Members of the federal opposition have condemned a report that calls for the government to fast-track allowing skilled migrants into the country instead of prioritising bringing stranded Aussies home.
According to the Nine papers, the report was put together by the joint committee on migration, with the report urging the Morrison government to weaken rules that require companies to employ Australians before seeking workers from overseas to fill a position.
Liberal MP Julian Leeser, the committee’s chair, said Australia had seen a massive fall in the number of skilled workers. This has left businesses “crying out” for specific skills that would then create other jobs for Australians, The Sydney Morning Herald reported.
However, the report was rejected by the Australian Labor Party and Greens members, with Labor arguing that the recommendations were “outrageous, ill-conceived and appallingly timed”.

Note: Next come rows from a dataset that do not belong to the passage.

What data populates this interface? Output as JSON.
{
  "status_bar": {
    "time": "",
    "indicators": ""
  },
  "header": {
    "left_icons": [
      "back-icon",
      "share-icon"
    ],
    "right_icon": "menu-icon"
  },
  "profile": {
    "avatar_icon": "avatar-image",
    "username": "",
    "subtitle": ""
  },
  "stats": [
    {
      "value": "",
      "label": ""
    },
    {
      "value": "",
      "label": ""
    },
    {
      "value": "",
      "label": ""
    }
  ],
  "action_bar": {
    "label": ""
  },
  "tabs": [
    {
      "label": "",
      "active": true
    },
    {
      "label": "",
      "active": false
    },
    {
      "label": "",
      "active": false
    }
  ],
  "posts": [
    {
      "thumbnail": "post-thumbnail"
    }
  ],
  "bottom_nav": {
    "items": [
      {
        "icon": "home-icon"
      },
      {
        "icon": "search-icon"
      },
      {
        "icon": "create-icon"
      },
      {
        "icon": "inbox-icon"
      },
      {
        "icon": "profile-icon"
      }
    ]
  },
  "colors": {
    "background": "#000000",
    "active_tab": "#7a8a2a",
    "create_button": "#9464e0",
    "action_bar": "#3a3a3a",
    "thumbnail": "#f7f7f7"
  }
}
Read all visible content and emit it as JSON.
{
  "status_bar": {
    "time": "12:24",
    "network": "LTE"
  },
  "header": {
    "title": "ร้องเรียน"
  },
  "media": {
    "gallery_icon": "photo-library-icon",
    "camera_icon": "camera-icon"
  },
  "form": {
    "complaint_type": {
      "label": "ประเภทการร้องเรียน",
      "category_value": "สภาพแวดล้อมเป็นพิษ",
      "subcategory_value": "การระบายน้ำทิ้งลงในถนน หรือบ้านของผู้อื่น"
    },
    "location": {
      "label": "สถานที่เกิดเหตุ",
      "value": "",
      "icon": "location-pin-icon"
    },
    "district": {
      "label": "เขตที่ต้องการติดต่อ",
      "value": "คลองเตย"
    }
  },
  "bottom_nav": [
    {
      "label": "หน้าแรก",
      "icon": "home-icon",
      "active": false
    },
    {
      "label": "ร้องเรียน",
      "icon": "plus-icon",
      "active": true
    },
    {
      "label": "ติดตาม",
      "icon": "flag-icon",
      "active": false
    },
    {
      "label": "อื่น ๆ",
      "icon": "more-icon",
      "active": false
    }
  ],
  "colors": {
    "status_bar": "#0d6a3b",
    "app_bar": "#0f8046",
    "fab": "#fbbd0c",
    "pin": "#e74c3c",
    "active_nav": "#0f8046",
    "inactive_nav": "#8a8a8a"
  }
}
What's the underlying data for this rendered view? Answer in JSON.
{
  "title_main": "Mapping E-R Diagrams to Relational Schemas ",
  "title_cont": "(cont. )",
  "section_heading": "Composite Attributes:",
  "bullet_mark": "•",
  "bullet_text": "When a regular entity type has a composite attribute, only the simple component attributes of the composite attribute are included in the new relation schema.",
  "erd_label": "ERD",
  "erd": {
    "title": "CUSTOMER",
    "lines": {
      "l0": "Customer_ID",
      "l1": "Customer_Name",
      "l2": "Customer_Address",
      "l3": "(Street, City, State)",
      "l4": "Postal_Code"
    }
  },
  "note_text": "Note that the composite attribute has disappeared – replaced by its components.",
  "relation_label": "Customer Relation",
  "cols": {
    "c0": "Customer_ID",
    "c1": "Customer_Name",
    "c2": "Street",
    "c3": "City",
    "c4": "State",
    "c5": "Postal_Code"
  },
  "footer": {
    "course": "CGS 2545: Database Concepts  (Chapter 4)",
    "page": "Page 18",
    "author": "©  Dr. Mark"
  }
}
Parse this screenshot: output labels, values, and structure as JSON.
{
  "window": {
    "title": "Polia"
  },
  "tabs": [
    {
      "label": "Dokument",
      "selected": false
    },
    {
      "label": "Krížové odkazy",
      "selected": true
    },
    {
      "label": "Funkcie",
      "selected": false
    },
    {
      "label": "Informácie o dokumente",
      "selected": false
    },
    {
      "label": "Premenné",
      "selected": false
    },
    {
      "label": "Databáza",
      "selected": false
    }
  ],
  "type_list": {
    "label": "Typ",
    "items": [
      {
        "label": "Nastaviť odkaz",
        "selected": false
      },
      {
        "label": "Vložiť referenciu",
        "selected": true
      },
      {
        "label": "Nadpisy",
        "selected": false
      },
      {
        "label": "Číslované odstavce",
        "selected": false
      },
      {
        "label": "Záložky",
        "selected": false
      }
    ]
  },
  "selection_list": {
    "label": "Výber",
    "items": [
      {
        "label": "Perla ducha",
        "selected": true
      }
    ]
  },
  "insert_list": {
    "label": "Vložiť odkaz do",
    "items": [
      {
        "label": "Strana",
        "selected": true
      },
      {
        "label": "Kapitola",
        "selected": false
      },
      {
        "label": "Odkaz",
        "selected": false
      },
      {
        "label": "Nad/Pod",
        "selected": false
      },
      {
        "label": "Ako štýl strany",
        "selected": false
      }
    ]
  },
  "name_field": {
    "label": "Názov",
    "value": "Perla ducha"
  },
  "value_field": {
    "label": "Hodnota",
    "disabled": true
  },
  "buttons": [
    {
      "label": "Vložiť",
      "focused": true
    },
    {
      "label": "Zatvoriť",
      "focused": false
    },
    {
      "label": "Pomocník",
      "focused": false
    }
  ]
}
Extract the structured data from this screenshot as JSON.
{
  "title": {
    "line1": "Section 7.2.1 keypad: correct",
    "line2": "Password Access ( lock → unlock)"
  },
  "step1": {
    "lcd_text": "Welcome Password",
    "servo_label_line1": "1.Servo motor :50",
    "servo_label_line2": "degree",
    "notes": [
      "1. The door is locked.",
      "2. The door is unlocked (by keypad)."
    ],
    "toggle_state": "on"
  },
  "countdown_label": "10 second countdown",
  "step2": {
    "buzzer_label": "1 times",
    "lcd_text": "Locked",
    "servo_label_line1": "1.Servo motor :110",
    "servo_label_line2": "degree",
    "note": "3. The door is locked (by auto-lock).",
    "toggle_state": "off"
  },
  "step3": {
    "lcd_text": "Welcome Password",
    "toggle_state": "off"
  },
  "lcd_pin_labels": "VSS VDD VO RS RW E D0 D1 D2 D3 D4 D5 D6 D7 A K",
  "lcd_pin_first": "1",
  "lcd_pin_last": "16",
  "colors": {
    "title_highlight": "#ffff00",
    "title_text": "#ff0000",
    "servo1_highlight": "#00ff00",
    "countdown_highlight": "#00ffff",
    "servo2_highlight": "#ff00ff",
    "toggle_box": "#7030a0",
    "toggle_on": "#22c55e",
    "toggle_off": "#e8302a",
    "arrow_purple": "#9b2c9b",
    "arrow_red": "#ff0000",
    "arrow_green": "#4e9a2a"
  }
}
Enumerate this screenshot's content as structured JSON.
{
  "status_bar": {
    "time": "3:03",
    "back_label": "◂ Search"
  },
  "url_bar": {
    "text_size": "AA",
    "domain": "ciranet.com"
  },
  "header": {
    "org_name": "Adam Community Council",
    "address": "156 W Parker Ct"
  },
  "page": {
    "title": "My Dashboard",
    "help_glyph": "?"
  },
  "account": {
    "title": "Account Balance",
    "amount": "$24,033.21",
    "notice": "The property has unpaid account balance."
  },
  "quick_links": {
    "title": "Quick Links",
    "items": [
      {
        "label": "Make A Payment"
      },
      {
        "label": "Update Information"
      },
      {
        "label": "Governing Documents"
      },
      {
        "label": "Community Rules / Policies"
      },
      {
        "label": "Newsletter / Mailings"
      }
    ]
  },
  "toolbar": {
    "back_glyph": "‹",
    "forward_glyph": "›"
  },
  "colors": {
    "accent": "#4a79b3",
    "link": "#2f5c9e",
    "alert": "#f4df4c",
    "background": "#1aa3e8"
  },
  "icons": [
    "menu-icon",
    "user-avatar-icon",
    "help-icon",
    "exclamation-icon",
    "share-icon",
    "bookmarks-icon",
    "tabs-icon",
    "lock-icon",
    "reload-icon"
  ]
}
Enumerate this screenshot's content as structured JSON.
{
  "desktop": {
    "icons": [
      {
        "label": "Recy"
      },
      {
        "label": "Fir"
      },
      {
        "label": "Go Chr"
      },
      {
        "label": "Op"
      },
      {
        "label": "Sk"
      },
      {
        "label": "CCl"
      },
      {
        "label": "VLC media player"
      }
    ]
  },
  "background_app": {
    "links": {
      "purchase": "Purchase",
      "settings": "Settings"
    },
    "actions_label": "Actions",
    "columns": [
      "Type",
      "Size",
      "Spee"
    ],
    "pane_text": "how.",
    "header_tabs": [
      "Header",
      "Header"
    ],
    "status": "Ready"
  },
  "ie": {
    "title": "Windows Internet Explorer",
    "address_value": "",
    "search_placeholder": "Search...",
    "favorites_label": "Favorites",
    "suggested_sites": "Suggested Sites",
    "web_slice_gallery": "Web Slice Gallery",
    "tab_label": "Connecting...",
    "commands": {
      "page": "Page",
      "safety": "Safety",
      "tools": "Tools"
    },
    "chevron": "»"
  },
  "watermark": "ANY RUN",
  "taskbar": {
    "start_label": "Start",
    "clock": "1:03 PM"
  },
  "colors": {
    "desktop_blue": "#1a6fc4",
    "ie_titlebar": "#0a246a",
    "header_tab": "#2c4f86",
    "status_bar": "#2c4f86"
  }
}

These changes include abandoning the at least 37,000 Australians still overseas and make it harder for local workers to get jobs even as the government is preparing to withdraw JobKeeper, Labor members wrote.
“Shame on them for selling out Australian workers and those looking for a job,” they said.
Julian Hill, the Labor member for the highly multicultural electorate of Bruce in Melbourne, said he was a strong advocate for migration but argued the report’s timing was woeful, SMH reported.
According to SMH, chefs, veterinarians, cafe and restaurant managers and seafarers would be added to a list of priority occupations for visas under the report’s recommendations.
Among the committee’s reported recommendations is for the government to “reserve places on flights and in quarantine for skilled migrants”.
The recommendations also call for a relaxation of rules forcing businesses to advertise jobs in Australia before going abroad, in a process called “labour market testing”.
Small businesses would be exempt altogether, SMH reported.